Psicólogo que atuou nas tragédias da Kiss e Brumadinho vai atender moradores de Saudades

Luiz Picazio Neto é especialista em crises e grandes tragédias

Por Oeste Mais

12/05/2021 10h00 - Atualizado em 12/05/2021 10h00



Velório das vítimas aconteceu em 5 de maio no Ginásio Municipal de Saudades (Foto: André Ávila /Agencia RBS)

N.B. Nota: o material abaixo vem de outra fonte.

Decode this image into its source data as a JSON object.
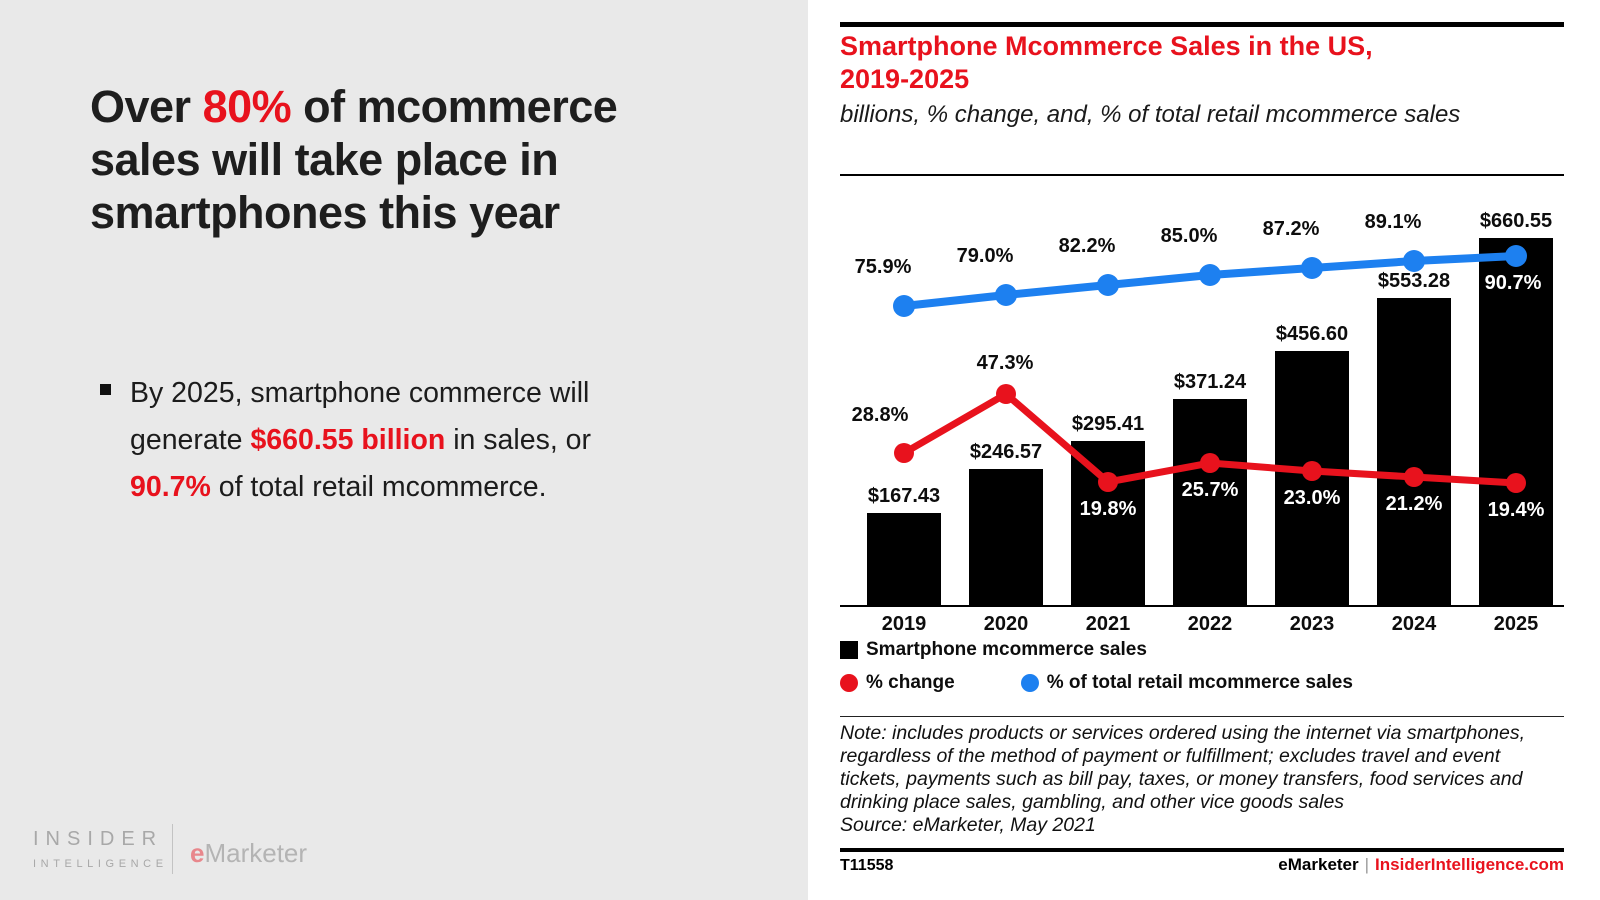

O psicólogo Luis Picazio Neto, especialista em crises e grandes tragédias e professor da PUC-São Paulo, ofereceu ajuda à prefeitura de Saudades. O município foi palco de uma tragédia na terça-feira, dia 4,quando um jovem de 18 anos invadiu uma creche e matou cinco pessoas - três crianças e duas professoras-. No mesmo dia da tragédia, Neto entrou em contato com a prefeitura se colocando à disposição para atender as famílias.  

 

O município de 9 mil habitantes nunca se preocupou com violência – registrou dois homicídios em cinco anos (entre 2016 e 2020) –, agora enfrenta o trauma de um crime que chocou o país.

 

Neto já atuou na queda do avião da TAM, em 2007, que deixou 199 vítimas, no incêndio da Boate Kiss, em 2013, com 242 mortos, e no rompimento da barragem de Brumadinho, em 2019, que matou 259 pessoas. Ainda na data do crime, em Saudades, conversou com pessoas que entraram na creche e ajudaram a salvar crianças atacadas por Fabiano Kipper Mai, autor da chacina. 

 

Leia também: Autor de chacina em creche recebe alta pouco mais de uma semana após crime.

 

Neto fará atendimentos individuais online, coordenará equipes de psicólogos e fará uma palestra a distância com todos os professores da rede pública de Saudades na quinta-feira, dia 13. Ainda em maio, o psicólogo deve ir ao município catarinense passar uma semana.

“O mais importante é ensiná-los a ter controle psicológico em uma situação de tragédia. Não existe mensagem positiva nesse momento que acalme o coração deles. Existe uma situação de luto e não tem como não vivê-lo. É o período de sentir tristeza, ausência e falta. E ao mesmo tempo ir mudando padrões de pensamento para ir transformando a dor em coisas positivas. Meu objetivo é reduzir danos futuros, para que não fiquem em depressão permanente, não evoluam para um estresse grave ou síndrome do pânico. E esse é um impacto que pode ser sentido pela cidade toda, todos se conheciam”, destaca o psicólogo. 

 

Os efeitos de uma tragédia como a de Saudades, pontua Neto, podem trazer alteração no sono, alimentação, humor, levar à depressão, ansiedade e ao estresse pós-traumático. A atuação do psicólogo será focada em minimizar o sofrimento das famílias impactadas pelo atentado nos primeiros seis meses após o crime. A ajuda também se estenderá a Escola Estadual Rodrigues Alves, onde Fabiano cursava o terceiro ano do Ensino Médio.

 

“Essa escola também foi vítima. Eles ficam pensando que poderia ser com eles. Não tive contato com o Fabiano, mas existe algum motivo na cabeça dele pelo qual escolheu crianças com menos de dois anos e essa creche. Ele já era uma criança que tinha alteração de comportamento? Isso muitas vezes passa despercebido na escola. Ou os pais ignoram e não entendem que é sociopatia”.

 

Em meio a traumas como esse, nem sempre a pessoa deprimida consegue se dar conta de que precisa de ajuda psicológica. Por isso, a importância da iniciativa também partir do profissional. A proposta de Neto é fazer um esforço para ressignificar – sem esquecer – as perdas, mudando a forma de enxergar o que aconteceu e oferecendo capacitação para a superar suas dores.